Luna non sapeva ancora il perché, ma era convinta che i suoi figli avrebbero maturato e fatto crescere un rapporto pacifici e benevolo in due sponde opposte delle decisioni. Opposte e contrastanti. Come un fiore che riesce a sconfiggere l'inverno e pianta le sue radici in un campo innevato.

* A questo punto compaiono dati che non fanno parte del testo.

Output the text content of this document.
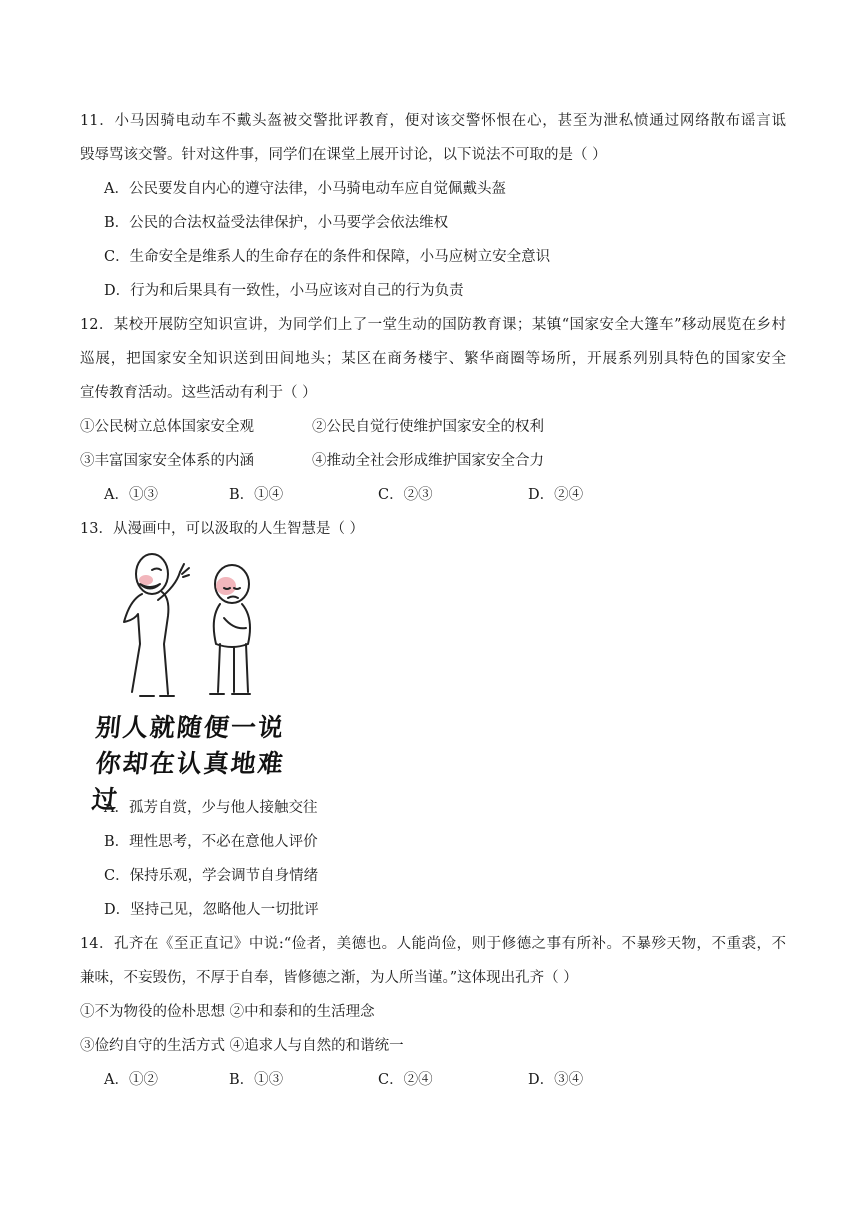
11．小马因骑电动车不戴头盔被交警批评教育，便对该交警怀恨在心，甚至为泄私愤通过网络散布谣言诋
毁辱骂该交警。针对这件事，同学们在课堂上展开讨论，以下说法不可取的是（ ）
A．公民要发自内心的遵守法律，小马骑电动车应自觉佩戴头盔
B．公民的合法权益受法律保护，小马要学会依法维权
C．生命安全是维系人的生命存在的条件和保障，小马应树立安全意识
D．行为和后果具有一致性，小马应该对自己的行为负责
12．某校开展防空知识宣讲，为同学们上了一堂生动的国防教育课；某镇“国家安全大篷车”移动展览在乡村
巡展，把国家安全知识送到田间地头；某区在商务楼宇、繁华商圈等场所，开展系列别具特色的国家安全
宣传教育活动。这些活动有利于（ ）
①公民树立总体国家安全观	②公民自觉行使维护国家安全的权利
③丰富国家安全体系的内涵	④推动全社会形成维护国家安全合力
A．①③	B．①④	C．②③	D．②④
13．从漫画中，可以汲取的人生智慧是（ ）
别人就随便一说
你却在认真地难过
A．孤芳自赏，少与他人接触交往
B．理性思考，不必在意他人评价
C．保持乐观，学会调节自身情绪
D．坚持己见，忽略他人一切批评
14．孔齐在《至正直记》中说:“俭者，美德也。人能尚俭，则于修德之事有所补。不暴殄天物，不重裘，不
兼味，不妄毁伤，不厚于自奉，皆修德之渐，为人所当谨。”这体现出孔齐（ ）
①不为物役的俭朴思想 ②中和泰和的生活理念
③俭约自守的生活方式 ④追求人与自然的和谐统一
A．①②	B．①③	C．②④	D．③④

Anche se quello non é il suo posto.
"Ciao, Lorcan" disse Luna, piegandosi sulle ginocchia e arrivando all'altezza del figlio. Il bambino le si gettò fra le braccia senza aspettare altro. Alzò il capo e le sorrise, sbarrando i grandi occhi azzurri e la bocca sdentata.
Luna sorrise intenerita.
"Nonno vuole farci vedere un Corpo di Eurumpent" disse Lorcan, emozionato. Seppure aveva appena un anno, era avanti rispetto ai suoi coetanei, e parlava già discretamente, esattamente come Lysander - poteva centrare l'essere maghi, ma Luna credeva fosse più i geni dj Roulf che altro. "Possiamo?"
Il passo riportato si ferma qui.